Musk spars with opponents as he defends SolarCity purchase
Elon Musk was cool but combative as he testified in a Delaware courtroom that Tesla Inc.’s more than $2 billion acquisition of SolarCity in 2016 wasn’t a bailout of the struggling solar provider.
Musk said he “definitely” did not have any sway over the company’s board when it approved the SolarCity deal. The Tesla chief executive officer also denied vowing to retaliate against any director who voted against the acquisition and said he had no control over their compensation or board committee assignments.
Shareholders suing the Tesla chief executive officer claim he got the company to essentially rescue another firm that he also controlled. The suit contends that Musk and Tesla’s board breached their fiduciary duties when they orchestrated the acquisition of SolarCity, an installer of rooftop solar panels. In June 2016, Musk was the chair and the largest shareholder of both companies when he stunned Wall Street by announcing that Tesla would acquire SolarCity in a deal he later called a “no brainer.”
Musk, dressed conservatively in a black suit with a black tie, initially answered questions from his own lawyer on Monday. He then spent several hours sparring at times with the attorney representing investors. It’s his first day on the stand in Wilmington, Delaware, in what is expected to be a two-week trial. Musk’s testimony may last into a second day.

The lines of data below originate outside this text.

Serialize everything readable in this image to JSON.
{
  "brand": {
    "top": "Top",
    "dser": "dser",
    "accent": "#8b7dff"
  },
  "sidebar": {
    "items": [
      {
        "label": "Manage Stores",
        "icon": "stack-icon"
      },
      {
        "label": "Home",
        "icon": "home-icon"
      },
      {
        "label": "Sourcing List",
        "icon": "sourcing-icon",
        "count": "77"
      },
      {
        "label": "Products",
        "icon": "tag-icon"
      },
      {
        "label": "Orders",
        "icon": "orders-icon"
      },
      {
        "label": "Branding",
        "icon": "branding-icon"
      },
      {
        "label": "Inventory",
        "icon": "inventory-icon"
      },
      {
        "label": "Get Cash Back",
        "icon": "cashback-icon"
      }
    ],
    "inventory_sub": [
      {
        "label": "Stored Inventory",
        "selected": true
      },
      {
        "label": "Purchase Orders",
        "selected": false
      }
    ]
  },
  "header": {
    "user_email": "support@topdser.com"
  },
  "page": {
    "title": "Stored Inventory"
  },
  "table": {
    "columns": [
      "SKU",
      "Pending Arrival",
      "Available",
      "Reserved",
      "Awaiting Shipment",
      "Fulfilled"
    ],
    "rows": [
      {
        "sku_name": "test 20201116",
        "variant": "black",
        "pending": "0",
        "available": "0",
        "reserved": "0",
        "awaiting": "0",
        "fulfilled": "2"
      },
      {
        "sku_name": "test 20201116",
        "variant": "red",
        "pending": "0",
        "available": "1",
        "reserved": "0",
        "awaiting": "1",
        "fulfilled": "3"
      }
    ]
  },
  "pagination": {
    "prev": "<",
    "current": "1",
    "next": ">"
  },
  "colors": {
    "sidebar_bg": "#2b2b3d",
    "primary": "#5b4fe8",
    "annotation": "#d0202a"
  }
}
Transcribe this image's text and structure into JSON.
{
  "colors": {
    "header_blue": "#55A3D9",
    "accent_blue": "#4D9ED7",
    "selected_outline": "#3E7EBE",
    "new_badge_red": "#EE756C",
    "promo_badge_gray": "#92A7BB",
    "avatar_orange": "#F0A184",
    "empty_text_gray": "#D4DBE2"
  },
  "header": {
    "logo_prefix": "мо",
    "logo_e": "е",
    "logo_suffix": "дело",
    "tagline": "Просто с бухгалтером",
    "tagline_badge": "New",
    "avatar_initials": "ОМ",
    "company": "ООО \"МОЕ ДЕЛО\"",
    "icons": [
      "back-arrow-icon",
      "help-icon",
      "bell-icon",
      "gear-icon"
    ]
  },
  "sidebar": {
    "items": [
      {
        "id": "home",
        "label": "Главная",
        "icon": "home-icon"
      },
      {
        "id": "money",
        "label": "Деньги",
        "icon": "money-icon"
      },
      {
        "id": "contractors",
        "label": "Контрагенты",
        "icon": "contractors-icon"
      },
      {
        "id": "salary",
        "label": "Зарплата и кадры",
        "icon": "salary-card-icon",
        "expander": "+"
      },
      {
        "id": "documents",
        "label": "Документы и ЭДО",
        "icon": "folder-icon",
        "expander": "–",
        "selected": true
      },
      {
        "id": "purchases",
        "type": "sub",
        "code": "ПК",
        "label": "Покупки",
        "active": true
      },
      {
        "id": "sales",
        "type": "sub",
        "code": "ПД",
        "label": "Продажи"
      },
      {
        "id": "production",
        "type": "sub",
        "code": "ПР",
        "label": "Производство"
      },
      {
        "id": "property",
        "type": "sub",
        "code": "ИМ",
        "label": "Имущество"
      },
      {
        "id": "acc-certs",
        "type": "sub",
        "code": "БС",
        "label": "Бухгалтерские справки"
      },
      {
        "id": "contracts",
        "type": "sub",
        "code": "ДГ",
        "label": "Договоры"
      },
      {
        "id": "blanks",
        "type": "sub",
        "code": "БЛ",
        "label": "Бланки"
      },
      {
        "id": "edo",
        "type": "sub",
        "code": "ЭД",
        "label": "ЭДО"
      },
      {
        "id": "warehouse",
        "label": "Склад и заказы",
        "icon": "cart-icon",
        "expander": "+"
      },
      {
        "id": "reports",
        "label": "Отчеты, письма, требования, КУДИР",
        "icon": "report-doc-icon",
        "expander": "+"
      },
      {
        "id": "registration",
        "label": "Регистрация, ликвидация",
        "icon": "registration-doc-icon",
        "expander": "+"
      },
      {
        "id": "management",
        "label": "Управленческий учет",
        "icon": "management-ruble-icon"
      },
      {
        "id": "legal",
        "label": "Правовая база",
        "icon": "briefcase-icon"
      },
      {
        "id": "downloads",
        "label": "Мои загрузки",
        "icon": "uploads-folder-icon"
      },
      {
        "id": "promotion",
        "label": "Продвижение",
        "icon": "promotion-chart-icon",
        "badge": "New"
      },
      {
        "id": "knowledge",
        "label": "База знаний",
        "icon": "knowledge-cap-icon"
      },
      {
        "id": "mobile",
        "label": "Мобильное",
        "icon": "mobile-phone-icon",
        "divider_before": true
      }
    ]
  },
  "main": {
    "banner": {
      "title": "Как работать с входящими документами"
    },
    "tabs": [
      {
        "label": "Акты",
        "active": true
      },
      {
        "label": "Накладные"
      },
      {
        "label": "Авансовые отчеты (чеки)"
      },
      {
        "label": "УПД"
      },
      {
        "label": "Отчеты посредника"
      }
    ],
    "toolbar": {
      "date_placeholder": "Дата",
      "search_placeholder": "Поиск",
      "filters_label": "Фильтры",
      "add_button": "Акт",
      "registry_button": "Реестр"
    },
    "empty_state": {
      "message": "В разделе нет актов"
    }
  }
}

The plaintiffs are trying to persuade Delaware Chancery Court Judge Joseph Slights III that Musk used his outsize influence and reputation to steamroll Tesla directors into approving the buyout and to manipulate a majority of shareholders to vote for it. Musk is the lone defendant in the case, which has been delayed by the pandemic; the rest of the board settled for $60 million last year.
Musk, during questioning by his attorney, said Tesla’s now-Chairwoman Robyn Denholm set the final price and deal terms for the SolarCity buyout.
The Tesla board kept Musk updated on the basic progress of the deal, but he otherwise recused himself, Musk testified. He scoffed at the idea that he controlled Tesla’s shareholders.
“I don’t think it’s possible to control” big institutional investors like Fidelity and T. Rowe Price, he said.
Wall Street rejection
Musk, the world’s second-richest man, said that early in his life he had turned down “several high-paid jobs on Wall Street,” choosing instead to focus on technology.
At one point, the self-described “Technoking” said he doesn’t want to be CEO of Tesla but felt he had no choice. “I tried hard not to be the CEO at Tesla, but I had to or it would die,” he testified. “I rather hate being a boss. I’m an engineer.” Musk has been the CEO of the company since 2008.
When questioned by Randy Baron, the attorney for the plaintiffs, things got testy as the two tangled over time lines and SolarCity’s profitability after the acquisition. Musk called the lawyer a “bad human being.”
Shortly after noon, Baron asked Musk if he “rage fired” anyone. Musk is widely known for being a demanding and exacting boss, and executive firings are legendary within the company.
Musk denied “rage firing” anyone, but said he gives “clear and frank feedback which may be construed as derision.” Baron then played several clips of Musk’s deposition highlighting acrimonious exchanges between the two.
Bad human being
“That was openly derisive not for some benefit of Tesla, but because you didn’t like what was happening, correct?” Baron asked.
Musk said he doesn’t respect Baron because he first worked at a law firm, Milberg Weiss, whose partners were imprisoned for paying kickbacks to expert witnesses and plaintiffs. Baron currently works for another firm, Robbins Geller.
“You were mentored by criminals,” Musk said. “Then you continued to be mentored by criminals and that is why I do not respect you. I think you are a bad human being.”